Listing the cases of doping in badminton discovered in the world in recent years, Ivan Shaposhnikov believes that in most of them, the player has not tried to improve his athletic performance, but has ‘fallen’ due to ignorance or careless behaviour. “It simply came to our notice then. That is why it is so important that athletes pay extra attention to these issues because all the responsibility lies with them,” says Ivan Shaposhnikov.

“When visiting doctors, athletes have a duty to say that they are subject to potential anti-doping tests. There have been cases of GPs prescribing Mildronate, for example, as a vitamin for burnout and fatigue syndromes. Athletes are obliged to ask more insistently whether there is no alternative to a doping drug. Of course, there are cases when drugs on the doping list are necessary to maintain health or even to save. In such cases, the Athlete must obtain a Therapeutic Use Exemption, but consider that the decision will not be made by a GP or physician of any other speciality but by an independent council of Sports Physicians. It must be understood that the purpose of anti-doping programs is not to capture the accidental use of Mildronate, but to promote fairness, equality and the health of athletes in sports, explains Ivan Shaposhnikov.

“Superficial treatment is sometimes seen when buying food supplements. The athlete must choose a reliable supplier while minimising risks. It is also the case that athletes themselves insist that they want something ‘more effective’. Then they justified themselves in buying such a dietary supplement officially, showing a check. But that does not absolve you of responsibility! The athlete is responsible for using only those food supplements for which he is convinced that they do not contain any prohibited substances,” says Ivan Shaposhnikov.

“As a specialist with 30 years of experience, I can only say that I do not remember one case where an athlete accused of doping had completely recovered from this stain on their career. Yes, he/she may have made an appeal. Probably after their return, even achieved great victories. However, the one time they were linked to doping is still dragging on. Therefore, I do not recommend anyone to get into such a situation,” urges Kristians Rozenvalds, a public relations specialist and the head of the Latvian Badminton Federation.

Ivan Shaposhnikov praised the Latvian Badminton Federation as one of the leaders in initiating such an open internal discussion. “I am glad that people in badminton, including athletes and coaches, are encouraged to think about the values in their sport.
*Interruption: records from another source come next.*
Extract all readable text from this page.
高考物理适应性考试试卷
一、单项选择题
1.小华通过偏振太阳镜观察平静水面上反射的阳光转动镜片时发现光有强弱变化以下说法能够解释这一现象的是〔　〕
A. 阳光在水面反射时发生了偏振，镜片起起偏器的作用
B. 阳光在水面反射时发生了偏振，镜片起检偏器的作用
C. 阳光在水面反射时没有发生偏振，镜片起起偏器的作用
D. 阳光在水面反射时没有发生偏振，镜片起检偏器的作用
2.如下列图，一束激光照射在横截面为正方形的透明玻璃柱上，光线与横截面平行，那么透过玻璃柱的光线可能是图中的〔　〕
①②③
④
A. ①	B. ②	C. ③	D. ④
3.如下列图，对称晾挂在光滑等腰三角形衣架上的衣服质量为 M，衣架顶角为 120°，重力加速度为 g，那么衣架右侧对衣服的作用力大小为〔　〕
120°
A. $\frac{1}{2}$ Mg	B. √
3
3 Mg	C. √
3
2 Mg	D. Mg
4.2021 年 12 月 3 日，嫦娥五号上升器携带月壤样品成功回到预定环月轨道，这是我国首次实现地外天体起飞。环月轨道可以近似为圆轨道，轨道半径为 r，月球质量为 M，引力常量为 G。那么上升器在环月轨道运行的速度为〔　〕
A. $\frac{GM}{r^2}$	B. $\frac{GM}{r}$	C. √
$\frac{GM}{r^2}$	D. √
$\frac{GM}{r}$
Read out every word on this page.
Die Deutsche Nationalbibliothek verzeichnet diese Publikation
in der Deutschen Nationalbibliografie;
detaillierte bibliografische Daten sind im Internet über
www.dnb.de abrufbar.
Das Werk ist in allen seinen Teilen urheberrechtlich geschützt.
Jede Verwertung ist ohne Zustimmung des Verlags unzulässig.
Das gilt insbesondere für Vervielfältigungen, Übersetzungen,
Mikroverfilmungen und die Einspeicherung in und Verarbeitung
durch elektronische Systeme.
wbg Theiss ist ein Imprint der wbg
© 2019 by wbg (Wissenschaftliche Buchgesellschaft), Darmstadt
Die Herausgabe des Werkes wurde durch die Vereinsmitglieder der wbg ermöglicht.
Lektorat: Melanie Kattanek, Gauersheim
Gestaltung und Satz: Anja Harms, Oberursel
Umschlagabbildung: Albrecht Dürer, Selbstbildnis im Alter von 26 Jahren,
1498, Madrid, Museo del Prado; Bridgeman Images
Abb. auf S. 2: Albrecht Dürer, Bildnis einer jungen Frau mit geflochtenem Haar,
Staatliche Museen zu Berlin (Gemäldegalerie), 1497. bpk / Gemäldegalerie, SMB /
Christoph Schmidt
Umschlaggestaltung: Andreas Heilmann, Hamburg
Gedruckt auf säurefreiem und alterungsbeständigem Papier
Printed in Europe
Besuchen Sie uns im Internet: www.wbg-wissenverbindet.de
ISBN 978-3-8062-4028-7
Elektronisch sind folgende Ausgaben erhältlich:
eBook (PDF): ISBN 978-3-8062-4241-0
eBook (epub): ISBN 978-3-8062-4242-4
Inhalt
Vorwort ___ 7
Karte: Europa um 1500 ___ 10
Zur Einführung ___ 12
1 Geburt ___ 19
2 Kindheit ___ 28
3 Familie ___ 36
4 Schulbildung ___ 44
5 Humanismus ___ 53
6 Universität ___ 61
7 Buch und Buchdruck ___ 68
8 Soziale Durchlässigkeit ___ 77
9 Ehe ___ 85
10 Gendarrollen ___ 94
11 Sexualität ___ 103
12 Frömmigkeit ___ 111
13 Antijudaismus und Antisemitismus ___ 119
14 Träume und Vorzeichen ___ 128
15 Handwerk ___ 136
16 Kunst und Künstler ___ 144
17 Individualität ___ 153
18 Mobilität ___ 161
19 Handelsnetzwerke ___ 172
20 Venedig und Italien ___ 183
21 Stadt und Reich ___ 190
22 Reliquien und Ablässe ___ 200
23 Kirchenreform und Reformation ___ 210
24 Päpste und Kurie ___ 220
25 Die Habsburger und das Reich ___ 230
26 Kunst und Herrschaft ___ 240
I am convinced that all athletes want to compete in a fair environment,” summed up Ivan Shaposhnikov.

“Latvian badminton is clean now. No Latvian badminton player is involved in any of doping scandal. We must maintain this position! Therefore, it is important to warn not only those who decide to act unfairly, but also to inform every player, young person, coach and parents in order to prevent mistakes due to ignorance or carelessness, ”Viesturs Bajārs emphasized at the beginning of the discussion.

The ‘Say no to doping!’ discussion took place as part of the BWF ‘I am Badminton’ campaign, promoting clean and fair sports. As part of the campaign, the Latvian Badminton Federation also plans to hold other discussions, including on sweepstakes and unfair practices during games. Specialised discussions for judges, coaches and competition organisers are also planned. 

The campaign also produced 1,000 car stickers with the inscription ‘I am’, thus promoting not only the global campaign and its values but also the membership of Latvian players, coaches and parents in the Latvian badminton community.